The focus of government, the media and organised labour on the ConDem Spending Review cuts to public service and welfare has included much talk of jobs, especially job losses.
But most people are ignoring the economic effects of the capitalist structures enshrined in EU agreements that ensure a “reserve army” of migrant labour. These include: EU free movement of labour; free movement of services, which allows EU firms to bring in workers from both inside and outside of the EU; and the secretive “Mode 4” trade commitments being made on our behalf in Brussels.
These regulations allowing corporations to cash in on wage differentials across borders mean that the earn/spend cycle in Britain, which is so key to economic health, is broken. Migrant workers may earn at the wage levels of one country and spend at the prices of another, but money taken out or sent out of Britain is lost to the British economy. In addition, the welfare bill increases as British workers are displaced – even where there is reduced access to welfare for the unemployed.
According to Polish academic research, 34 per cent of remittances to Poland have been coming from Britain. But another 34 per cent have been coming from Ireland – a very small country, with just 4 million people. Ireland is now broke. In contrast to much of the EU, including Britain, the Polish economy is not in recession. Migrant workers come of course from a wide range of countries, often harming the interests of their home countries as well.
A blind eye
Why do economists and economic reporters not recognise this factor in all the economic discussion and the pain of cuts?
Since the ConDem “immigration cap” was announced there has been silence on the concerns of the British public both on permanent migration issues, and on the separate issue of labour migration, which is generally intended to be temporary (although this is often not the case, as primary schools which have received unforeseen influxes of Polish children testify). These concerns are about jobs, job displacement and downward pressure on working conditions.
The cap confuses these separate concerns, which is politically convenient, while failing to address either.
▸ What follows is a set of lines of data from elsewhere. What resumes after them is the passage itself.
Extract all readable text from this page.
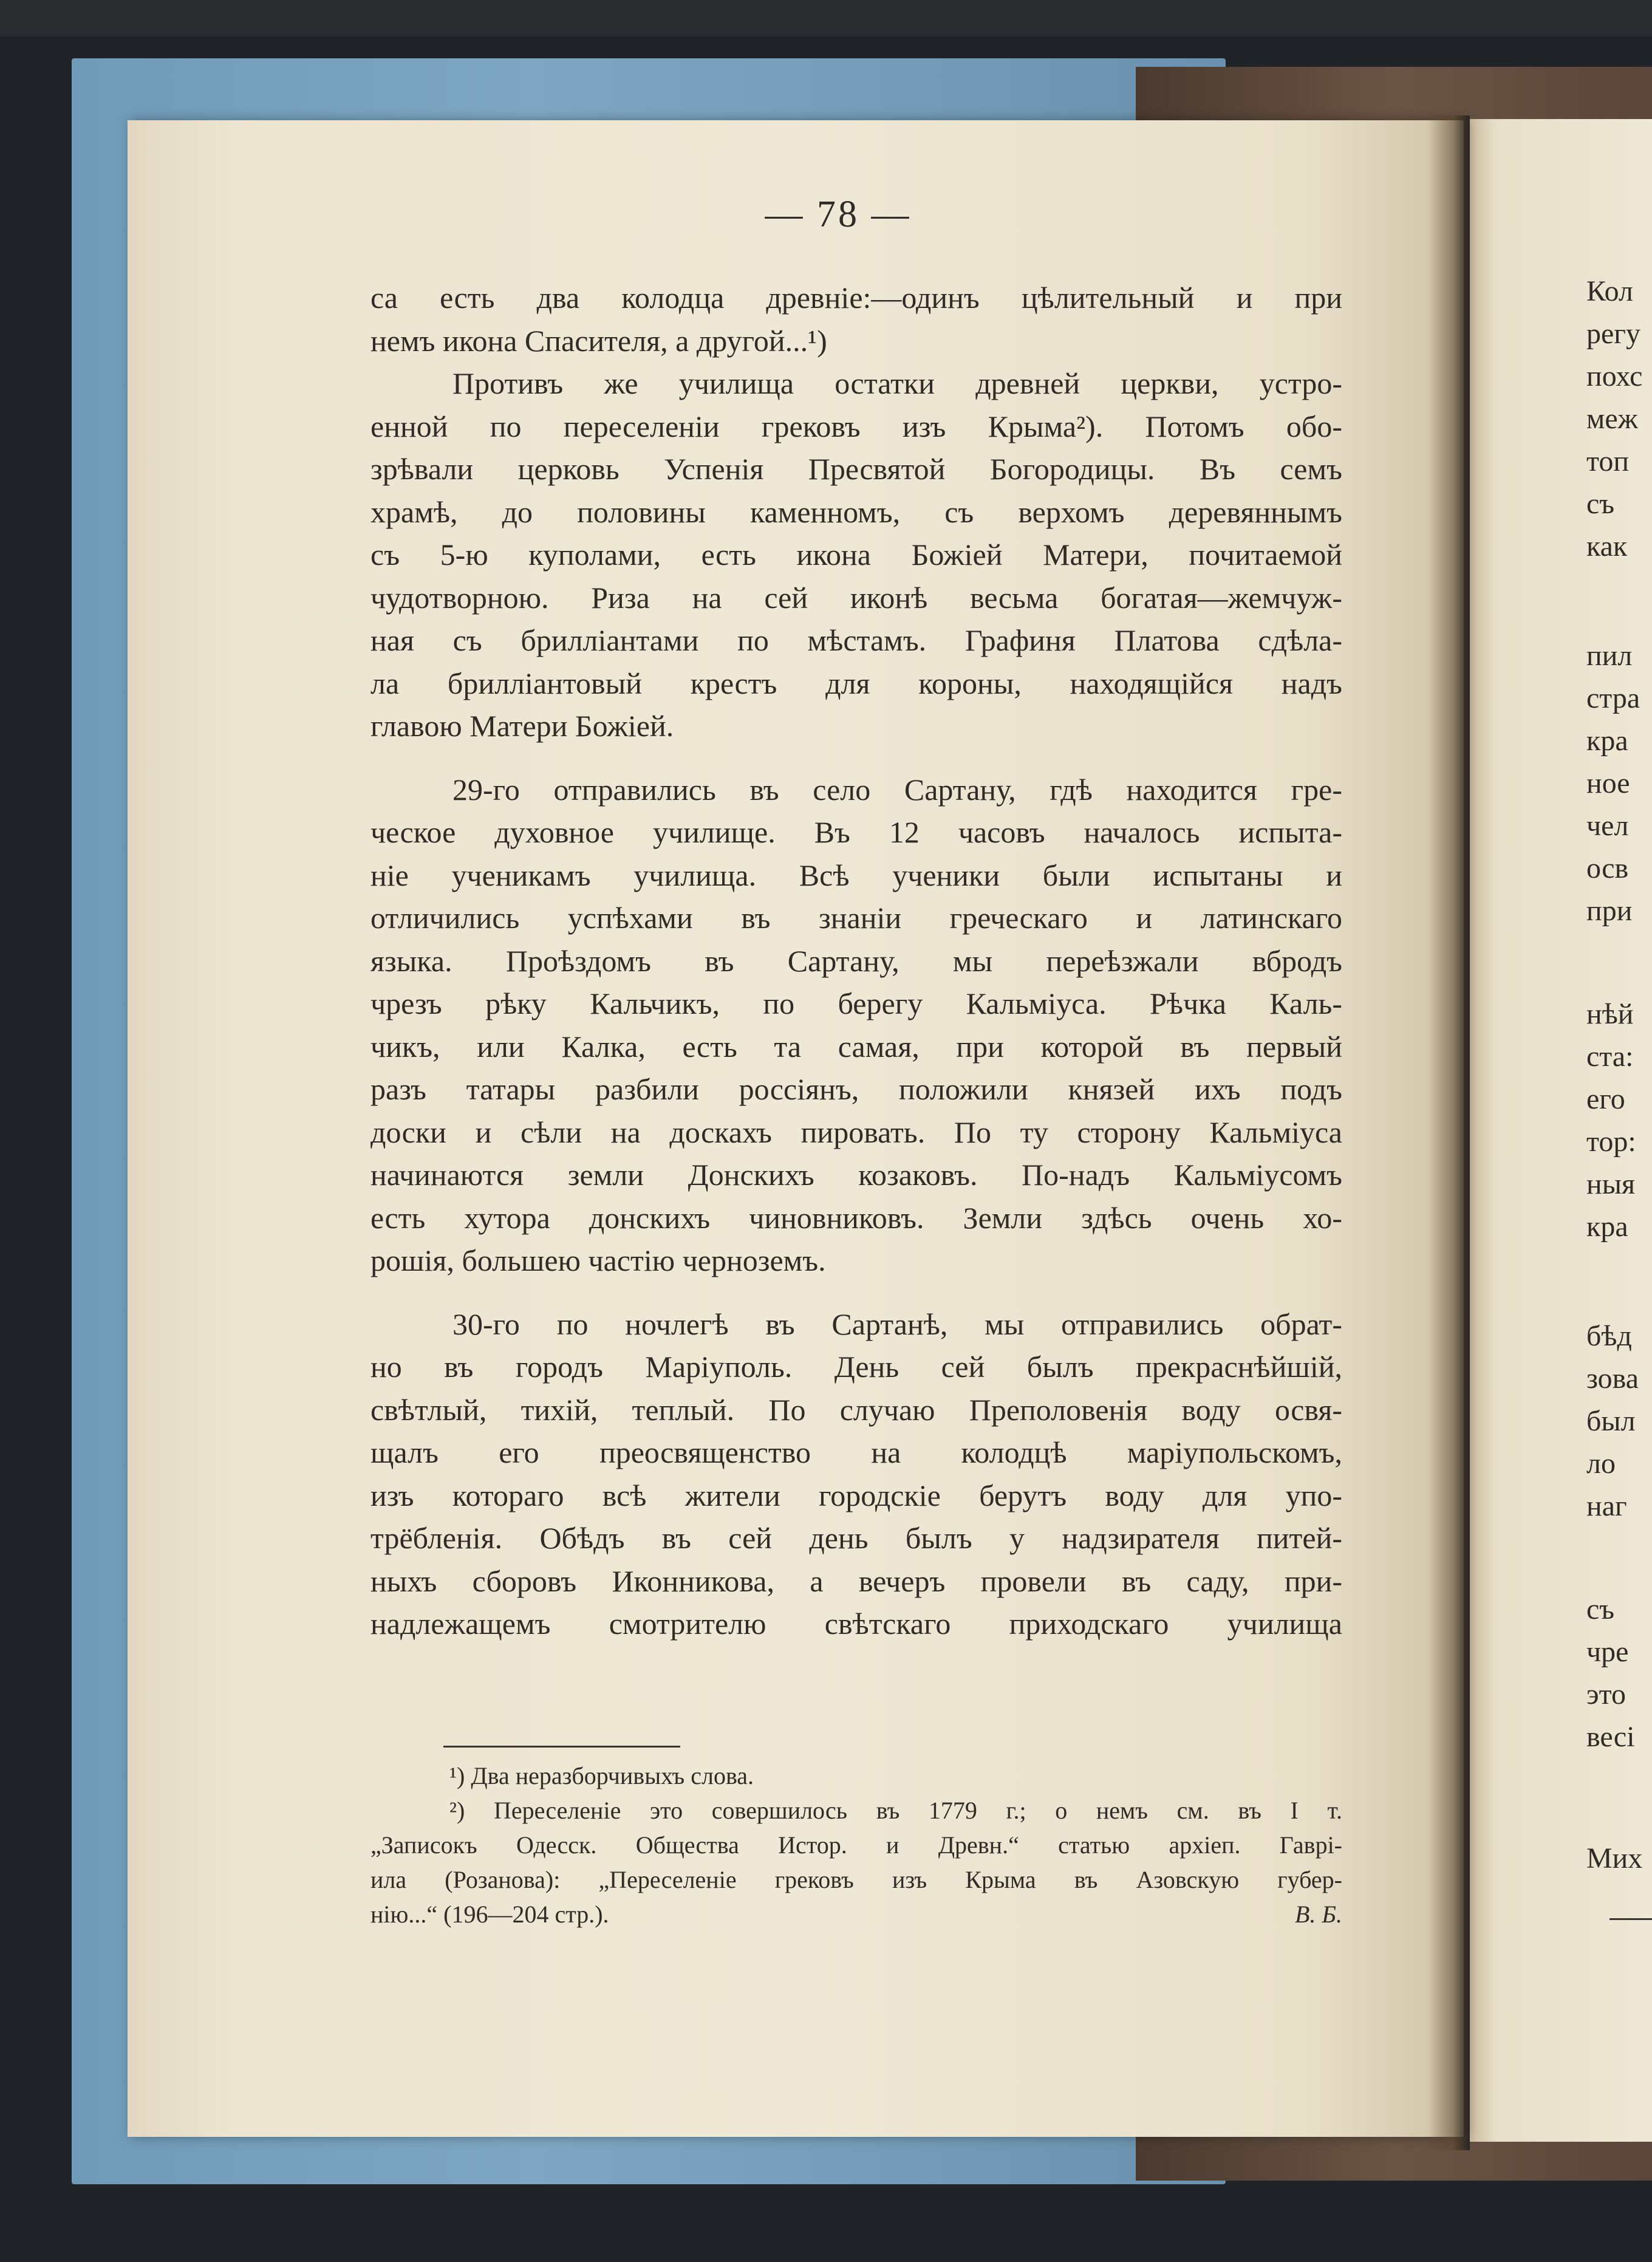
— 78 —
са есть два колодца древніе:—одинъ цѣлительный и при
немъ икона Спасителя, а другой...¹)
Противъ же училища остатки древней церкви, устро-
енной по переселеніи грековъ изъ Крыма²). Потомъ обо-
зрѣвали церковь Успенія Пресвятой Богородицы. Въ семъ
храмѣ, до половины каменномъ, съ верхомъ деревяннымъ
съ 5-ю куполами, есть икона Божіей Матери, почитаемой
чудотворною. Риза на сей иконѣ весьма богатая—жемчуж-
ная съ брилліантами по мѣстамъ. Графиня Платова сдѣла-
ла брилліантовый крестъ для короны, находящійся надъ
главою Матери Божіей.
29-го отправились въ село Сартану, гдѣ находится гре-
ческое духовное училище. Въ 12 часовъ началось испыта-
ніе ученикамъ училища. Всѣ ученики были испытаны и
отличились успѣхами въ знаніи греческаго и латинскаго
языка. Проѣздомъ въ Сартану, мы переѣзжали вбродъ
чрезъ рѣку Кальчикъ, по берегу Кальміуса. Рѣчка Каль-
чикъ, или Калка, есть та самая, при которой въ первый
разъ татары разбили россіянъ, положили князей ихъ подъ
доски и сѣли на доскахъ пировать. По ту сторону Кальміуса
начинаются земли Донскихъ козаковъ. По-надъ Кальміусомъ
есть хутора донскихъ чиновниковъ. Земли здѣсь очень хо-
рошія, большею частію черноземъ.
30-го по ночлегѣ въ Сартанѣ, мы отправились обрат-
но въ городъ Маріуполь. День сей былъ прекраснѣйшій,
свѣтлый, тихій, теплый. По случаю Преполовенія воду освя-
щалъ его преосвященство на колодцѣ маріупольскомъ,
изъ котораго всѣ жители городскіе берутъ воду для упо-
трёбленія. Обѣдъ въ сей день былъ у надзирателя питей-
ныхъ сборовъ Иконникова, а вечеръ провели въ саду, при-
надлежащемъ смотрителю свѣтскаго приходскаго училища
¹) Два неразборчивыхъ слова.
²) Переселеніе это совершилось въ 1779 г.; о немъ см. въ I т.
„Записокъ Одесск. Общества Истор. и Древн.“ статью архіеп. Гаврі-
ила (Розанова): „Переселеніе грековъ изъ Крыма въ Азовскую губер-
нію...“ (196—204 стр.).	В. Б.
Кол
регу
похс
меж
топ
съ
как
пил
стра
кра
ное
чел
осв
при
нѣй
ста:
его
тор:
ныя
кра
бѣд
зова
был
ло
наг
съ
чре
это
весі
Мих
In addition, there has been intense corporate and government propaganda over the past few months on the need to maintain the “rights” of transnational corporations to bring in workers. Corporations’ “Intracorporate Transferees” (ICTs) have been exempted from the temporary cap,
Exemptions
In fact the most important function of the “cap” will be not what it limits, but what it exempts; and the pressure is intense for ICTs to be exempted from the final form of the cap. EU member states’ commitments to allow the cross-border movement of people involved in the provision of services depend on national policy. The cap, with its limits, but more importantly its exemptions, will be our national policy.
Thus the cap is a huge trick, but one that has been very effective for some months in silencing concerns about immigration and labour migration, including in relation to the huge budget cuts and job issues, and, fundamentally, the national economy.
With so much superficial talk around of “opposing cuts” it is strange that so little energy is being applied to the clearly detrimental economic effects of replacing British workers with migrant labour.